# The Proof Table

Five real inputs, run through the models you are choosing between and judged against a bar you write before any model runs. Copy this page, fill it once, and rerun it after every prompt, schema, or model change. It is the cheapest regression net a first build can own, and the habit that becomes evals in The Practice.

---

## How to pick the five

Use one input per kind of reality your feature will meet, and pull each one from a real user or a real record, never from your imagination.

- **The typical case.** The input you expect most days; a model that fails here fails everywhere.
- **The crowded case.** An input carrying far more than average: the long list, the packed page, the message with six asks in it.
- **The degraded case.** An input that arrives damaged: a blurry photo, heavy typos, formatting that broke in a copy-paste.
- **The near-empty case.** An input with almost nothing in it, where the honest output is a short answer or a question back.
- **The wrong-kind-of-input case.** Something the feature was never meant to handle, where a passing output declines it rather than inventing an answer.

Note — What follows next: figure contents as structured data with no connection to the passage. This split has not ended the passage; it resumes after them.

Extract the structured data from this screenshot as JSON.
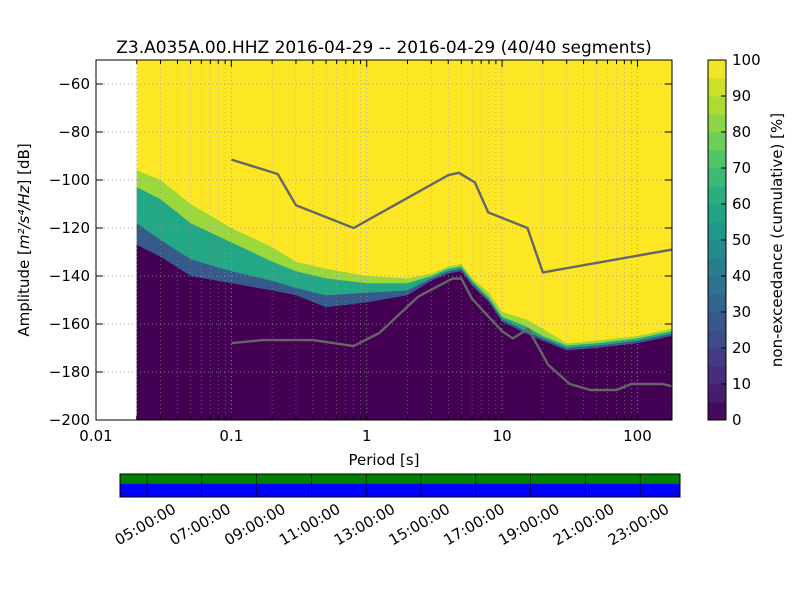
{
  "chart_data": {
    "type": "heatmap",
    "title": "Z3.A035A.00.HHZ   2016-04-29 -- 2016-04-29  (40/40 segments)",
    "xlabel": "Period [s]",
    "ylabel_prefix": "Amplitude [",
    "ylabel_units": "m²/s⁴/Hz",
    "ylabel_suffix": "] [dB]",
    "x_scale": "log",
    "xlim": [
      0.01,
      180
    ],
    "ylim": [
      -200,
      -50
    ],
    "x_ticks": [
      {
        "value": 0.01,
        "label": "0.01"
      },
      {
        "value": 0.1,
        "label": "0.1"
      },
      {
        "value": 1,
        "label": "1"
      },
      {
        "value": 10,
        "label": "10"
      },
      {
        "value": 100,
        "label": "100"
      }
    ],
    "y_ticks": [
      -60,
      -80,
      -100,
      -120,
      -140,
      -160,
      -180,
      -200
    ],
    "data_start_period": 0.02,
    "grid": true,
    "colorbar": {
      "label": "non-exceedance (cumulative) [%]",
      "min": 0,
      "max": 100,
      "ticks": [
        0,
        10,
        20,
        30,
        40,
        50,
        60,
        70,
        80,
        90,
        100
      ],
      "colormap": "viridis"
    },
    "percentile_contours": {
      "p100_upper_edge": [
        [
          0.02,
          -92
        ],
        [
          0.03,
          -95
        ],
        [
          0.05,
          -105
        ],
        [
          0.1,
          -115
        ],
        [
          0.2,
          -123
        ],
        [
          0.3,
          -130
        ],
        [
          0.5,
          -134
        ],
        [
          1,
          -137
        ],
        [
          2,
          -139
        ],
        [
          3,
          -138
        ],
        [
          4,
          -135
        ],
        [
          5,
          -134
        ],
        [
          6,
          -139
        ],
        [
          8,
          -145
        ],
        [
          10,
          -152
        ],
        [
          15,
          -153
        ],
        [
          20,
          -156
        ],
        [
          30,
          -167
        ],
        [
          50,
          -166
        ],
        [
          100,
          -163
        ],
        [
          180,
          -160
        ]
      ],
      "p90_edge": [
        [
          0.02,
          -96
        ],
        [
          0.03,
          -100
        ],
        [
          0.05,
          -110
        ],
        [
          0.1,
          -120
        ],
        [
          0.2,
          -128
        ],
        [
          0.3,
          -134
        ],
        [
          0.5,
          -137
        ],
        [
          1,
          -140
        ],
        [
          2,
          -141
        ],
        [
          3,
          -139
        ],
        [
          4,
          -136
        ],
        [
          5,
          -135
        ],
        [
          6,
          -141
        ],
        [
          8,
          -147
        ],
        [
          10,
          -155
        ],
        [
          15,
          -158
        ],
        [
          20,
          -162
        ],
        [
          30,
          -168
        ],
        [
          50,
          -167
        ],
        [
          100,
          -165
        ],
        [
          180,
          -162
        ]
      ],
      "p60_edge": [
        [
          0.02,
          -103
        ],
        [
          0.03,
          -108
        ],
        [
          0.05,
          -118
        ],
        [
          0.1,
          -126
        ],
        [
          0.2,
          -134
        ],
        [
          0.3,
          -138
        ],
        [
          0.5,
          -141
        ],
        [
          1,
          -143
        ],
        [
          2,
          -143
        ],
        [
          3,
          -140
        ],
        [
          4,
          -137
        ],
        [
          5,
          -136
        ],
        [
          6,
          -142
        ],
        [
          8,
          -149
        ],
        [
          10,
          -157
        ],
        [
          15,
          -161
        ],
        [
          20,
          -165
        ],
        [
          30,
          -169
        ],
        [
          50,
          -168
        ],
        [
          100,
          -166
        ],
        [
          180,
          -163
        ]
      ],
      "p20_edge": [
        [
          0.02,
          -118
        ],
        [
          0.03,
          -125
        ],
        [
          0.05,
          -133
        ],
        [
          0.1,
          -138
        ],
        [
          0.2,
          -142
        ],
        [
          0.3,
          -145
        ],
        [
          0.5,
          -148
        ],
        [
          1,
          -147
        ],
        [
          2,
          -146
        ],
        [
          3,
          -141
        ],
        [
          4,
          -138
        ],
        [
          5,
          -137
        ],
        [
          6,
          -143
        ],
        [
          8,
          -150
        ],
        [
          10,
          -158
        ],
        [
          15,
          -163
        ],
        [
          20,
          -166
        ],
        [
          30,
          -170
        ],
        [
          50,
          -169
        ],
        [
          100,
          -167
        ],
        [
          180,
          -164
        ]
      ],
      "p0_lower_edge": [
        [
          0.02,
          -127
        ],
        [
          0.03,
          -132
        ],
        [
          0.05,
          -140
        ],
        [
          0.1,
          -143
        ],
        [
          0.2,
          -146
        ],
        [
          0.3,
          -148
        ],
        [
          0.5,
          -153
        ],
        [
          1,
          -151
        ],
        [
          2,
          -148
        ],
        [
          3,
          -142
        ],
        [
          4,
          -139
        ],
        [
          5,
          -138
        ],
        [
          6,
          -144
        ],
        [
          8,
          -151
        ],
        [
          10,
          -159
        ],
        [
          15,
          -164
        ],
        [
          20,
          -167
        ],
        [
          30,
          -171
        ],
        [
          50,
          -170
        ],
        [
          100,
          -168
        ],
        [
          180,
          -165
        ]
      ]
    },
    "model_curves": [
      {
        "points": [
          [
            0.1,
            -91.5
          ],
          [
            0.22,
            -97.5
          ],
          [
            0.3,
            -110.5
          ],
          [
            0.8,
            -120
          ],
          [
            4,
            -98
          ],
          [
            4.8,
            -97
          ],
          [
            6.3,
            -101
          ],
          [
            7.9,
            -113.5
          ],
          [
            15.4,
            -120
          ],
          [
            20,
            -138.5
          ],
          [
            180,
            -129
          ]
        ]
      },
      {
        "points": [
          [
            0.1,
            -168
          ],
          [
            0.17,
            -166.7
          ],
          [
            0.4,
            -166.7
          ],
          [
            0.8,
            -169.2
          ],
          [
            1.24,
            -163.7
          ],
          [
            2.4,
            -148.6
          ],
          [
            4.3,
            -141.1
          ],
          [
            5,
            -141
          ],
          [
            6,
            -149.5
          ],
          [
            10,
            -163
          ],
          [
            12,
            -166
          ],
          [
            15.6,
            -162
          ],
          [
            21.9,
            -177
          ],
          [
            31.6,
            -185
          ],
          [
            45,
            -187.5
          ],
          [
            70,
            -187.5
          ],
          [
            90,
            -185
          ],
          [
            154,
            -185
          ],
          [
            180,
            -186
          ]
        ]
      }
    ],
    "availability_bar": {
      "colors": {
        "top": "#008000",
        "bottom": "#0000ff"
      },
      "time_labels": [
        "05:00:00",
        "07:00:00",
        "09:00:00",
        "11:00:00",
        "13:00:00",
        "15:00:00",
        "17:00:00",
        "19:00:00",
        "21:00:00",
        "23:00:00"
      ]
    }
  }
}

Before the first run, write one sentence per row stating what a passing output must do. If you write the bar after seeing the outputs, you will bend it to fit them.

## The table

| Input (and its source) | Model A output ok? | Model B output ok? | Notes / the failure in one line |
| --- | --- | --- | --- |
| Typical: | | | |
| Crowded: | | | |
| Degraded: | | | |
| Near-empty: | | | |
| Wrong kind of input: | | | |

Run every input through both models, mark each cell yes or no against your written bar, and when a row fails, write the failure in one line a colleague could act on.

## The verdict

**The model that ships:** _____

**The one failure that matters most:** _____

**The fix that is not a bigger model** (a prompt rule, a value check, a fallback): _____

## The rerun log

Rerun all five rows after every change, then add a line here. A row that flips from pass to fail is a regression you caught before any user did.

| Date | What changed | Rows that flipped |
| --- | --- | --- |
| | | |
| | | |
| | | |

## When to grow the table

Once real users arrive, stop inventing inputs. The five strangest things they actually sent become rows six to ten, and the chapter "After the ship: watch real use and decide the next move" shows you how to read them out of your log.